Investigations of Suspicious Agents
Pay Agent 6
- While we previously observed Pay agent 6 had an above-normal transaction frequency that was deemed suspicious, we can observe that none of their transactions fall outside of normal business hours, and we see only a low number of “layering” transaction clusters overall with there being only four in total between 2016 and 2019.
- We can also observe that all payments originated from the United States with Tonga being the only receiver country, suggesting a limited geographic scope rather than a broader network of transfers.
- Although some of the 15 transactions in the $2K range and the five transactions near the $3K mark may look suspicious, we can observe no transactions above $5K , which makes the overall pattern appear less consistent with laundering activity.
- Given these factors, although it would still be prudent for California law enforcement to review sending activity and conduct further checks, the evidence seems to suggest a lower risk of money laundering.
Pay Agent 11
- As we noted previously, a high frequency of transactions for pay agent 11 already seems suspicious at the outset.
- We can further note that a non-negligible share of these transactions fall outside of normal business hours, about 10% of the total, which strengthens the concern of unusual activity.
- We can also observe a large number of layering spikes spread across the full time period, with more than ten instances of 72h windows registering more than three transactions, and notably six instances of four or more in that same time window, which is highly suspicious.
- In addition, we see a significant volume of transactions directed to Guatemala, Mexico, and El Salvador, destinations that are often cited in connection with gang or criminal networks involved in money laundering.
- Taken together, these patterns make Pay Agent 11 the case with the highest level of suspicion, and we strongly recommend that this agent be investigated further by California law enforcement.
Pay Agent 39
- The high transaction count that we had noted previously was a cause for concern for this agent as well.
- We can observe a relatively low number of transactions above the $5,000 mark with only five total, and that most transactions fall under **$3,000**.
- However, it seems that there might be some layering behavior present given we can observe ~15 cases of 72-hour periods with more than two transactions, which may be evidence of layering behavior, like that observed with agent 11.
- Additionally, about 15% of the total transactions occur after 8 p.m., which may also be considered suspicious, as most legitimate transactions tend to occur during standard business hours.

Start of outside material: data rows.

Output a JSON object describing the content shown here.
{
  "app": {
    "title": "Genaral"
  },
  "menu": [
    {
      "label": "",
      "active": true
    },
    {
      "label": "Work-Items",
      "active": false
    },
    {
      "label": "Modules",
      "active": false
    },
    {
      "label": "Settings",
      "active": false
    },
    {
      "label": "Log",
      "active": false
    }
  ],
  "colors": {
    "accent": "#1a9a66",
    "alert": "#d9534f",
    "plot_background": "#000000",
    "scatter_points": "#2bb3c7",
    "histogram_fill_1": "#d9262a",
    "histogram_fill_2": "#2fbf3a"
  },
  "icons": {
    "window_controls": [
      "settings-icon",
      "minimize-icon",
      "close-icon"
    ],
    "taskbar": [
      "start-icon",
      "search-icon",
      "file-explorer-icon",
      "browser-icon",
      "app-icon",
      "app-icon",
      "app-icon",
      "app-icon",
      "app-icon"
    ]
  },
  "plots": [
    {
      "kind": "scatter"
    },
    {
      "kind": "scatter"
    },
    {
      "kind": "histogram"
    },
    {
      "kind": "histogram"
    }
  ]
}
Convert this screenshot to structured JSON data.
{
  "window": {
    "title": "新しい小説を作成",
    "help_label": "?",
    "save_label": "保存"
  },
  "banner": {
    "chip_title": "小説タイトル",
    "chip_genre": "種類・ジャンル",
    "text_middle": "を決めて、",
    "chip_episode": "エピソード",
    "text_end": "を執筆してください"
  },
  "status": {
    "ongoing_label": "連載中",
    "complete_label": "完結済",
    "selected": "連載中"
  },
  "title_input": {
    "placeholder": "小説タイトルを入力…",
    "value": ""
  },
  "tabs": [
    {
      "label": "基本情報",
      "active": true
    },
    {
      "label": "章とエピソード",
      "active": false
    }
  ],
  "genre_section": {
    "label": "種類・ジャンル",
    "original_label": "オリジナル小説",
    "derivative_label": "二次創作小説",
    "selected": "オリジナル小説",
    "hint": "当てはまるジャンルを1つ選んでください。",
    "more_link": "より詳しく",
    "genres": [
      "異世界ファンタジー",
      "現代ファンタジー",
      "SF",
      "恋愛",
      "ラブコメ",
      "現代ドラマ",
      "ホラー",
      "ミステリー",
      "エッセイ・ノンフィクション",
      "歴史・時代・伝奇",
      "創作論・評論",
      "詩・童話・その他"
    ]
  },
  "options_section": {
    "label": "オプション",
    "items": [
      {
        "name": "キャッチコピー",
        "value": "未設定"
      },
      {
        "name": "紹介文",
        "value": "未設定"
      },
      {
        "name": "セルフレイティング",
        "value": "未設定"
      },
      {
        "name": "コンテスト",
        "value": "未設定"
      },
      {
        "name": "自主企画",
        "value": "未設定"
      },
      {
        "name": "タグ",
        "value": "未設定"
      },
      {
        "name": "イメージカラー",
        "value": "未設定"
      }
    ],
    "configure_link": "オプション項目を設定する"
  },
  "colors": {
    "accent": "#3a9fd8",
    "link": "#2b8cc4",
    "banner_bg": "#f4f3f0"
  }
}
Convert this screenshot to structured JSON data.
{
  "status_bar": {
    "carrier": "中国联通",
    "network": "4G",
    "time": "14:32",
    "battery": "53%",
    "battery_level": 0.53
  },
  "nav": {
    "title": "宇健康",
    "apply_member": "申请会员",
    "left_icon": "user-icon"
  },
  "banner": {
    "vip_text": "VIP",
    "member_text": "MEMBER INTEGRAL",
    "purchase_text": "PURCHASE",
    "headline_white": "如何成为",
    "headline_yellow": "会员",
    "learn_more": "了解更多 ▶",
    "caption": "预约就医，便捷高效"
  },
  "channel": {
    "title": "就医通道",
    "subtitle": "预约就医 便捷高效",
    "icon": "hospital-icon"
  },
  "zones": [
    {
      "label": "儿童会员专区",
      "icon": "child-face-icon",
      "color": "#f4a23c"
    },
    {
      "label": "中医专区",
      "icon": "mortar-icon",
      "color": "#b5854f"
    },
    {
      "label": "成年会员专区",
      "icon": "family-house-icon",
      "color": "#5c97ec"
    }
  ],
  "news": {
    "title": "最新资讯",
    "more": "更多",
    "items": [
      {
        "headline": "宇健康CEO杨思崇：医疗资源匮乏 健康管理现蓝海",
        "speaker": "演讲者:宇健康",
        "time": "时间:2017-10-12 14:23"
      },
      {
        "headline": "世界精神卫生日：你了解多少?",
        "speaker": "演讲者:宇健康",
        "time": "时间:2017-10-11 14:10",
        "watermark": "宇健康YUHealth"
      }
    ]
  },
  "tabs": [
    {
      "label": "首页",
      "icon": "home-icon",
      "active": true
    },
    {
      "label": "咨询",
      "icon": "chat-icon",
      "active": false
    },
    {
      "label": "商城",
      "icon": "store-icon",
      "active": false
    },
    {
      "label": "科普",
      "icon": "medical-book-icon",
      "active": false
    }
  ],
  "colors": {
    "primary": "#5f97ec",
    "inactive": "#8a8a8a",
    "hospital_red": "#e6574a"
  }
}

- Given the presence of potential layering activity and the notable share of after-hours transactions, we recommend that Pay Agent 39 be investigated further for possible money laundering activity.
Final Recommendations
We recommend prioritizing investigations into Pay Agents 11 and 39, both of which demonstrate repeated layering and suspicious after-hours activity. Pay Agent 11 poses the highest concern due to both transaction volume and foreign payout destinations linked to laundering networks. Pay Agent 6, though less suspicious, should still be reviewed due to its transaction frequency and clustering below thresholds.
Beyond the three agents that displayed high frequency counts, we also recommend investigating some of the agents with very low average time deltas between send and pay operations, which are shown here for the top 15. This pattern can be another marker of potential money laundering activity, as short gaps between sending and receiving wires may indicate that both the send and pay agents were notified ahead of time, allowing for immediate payout once the transfer was initiated.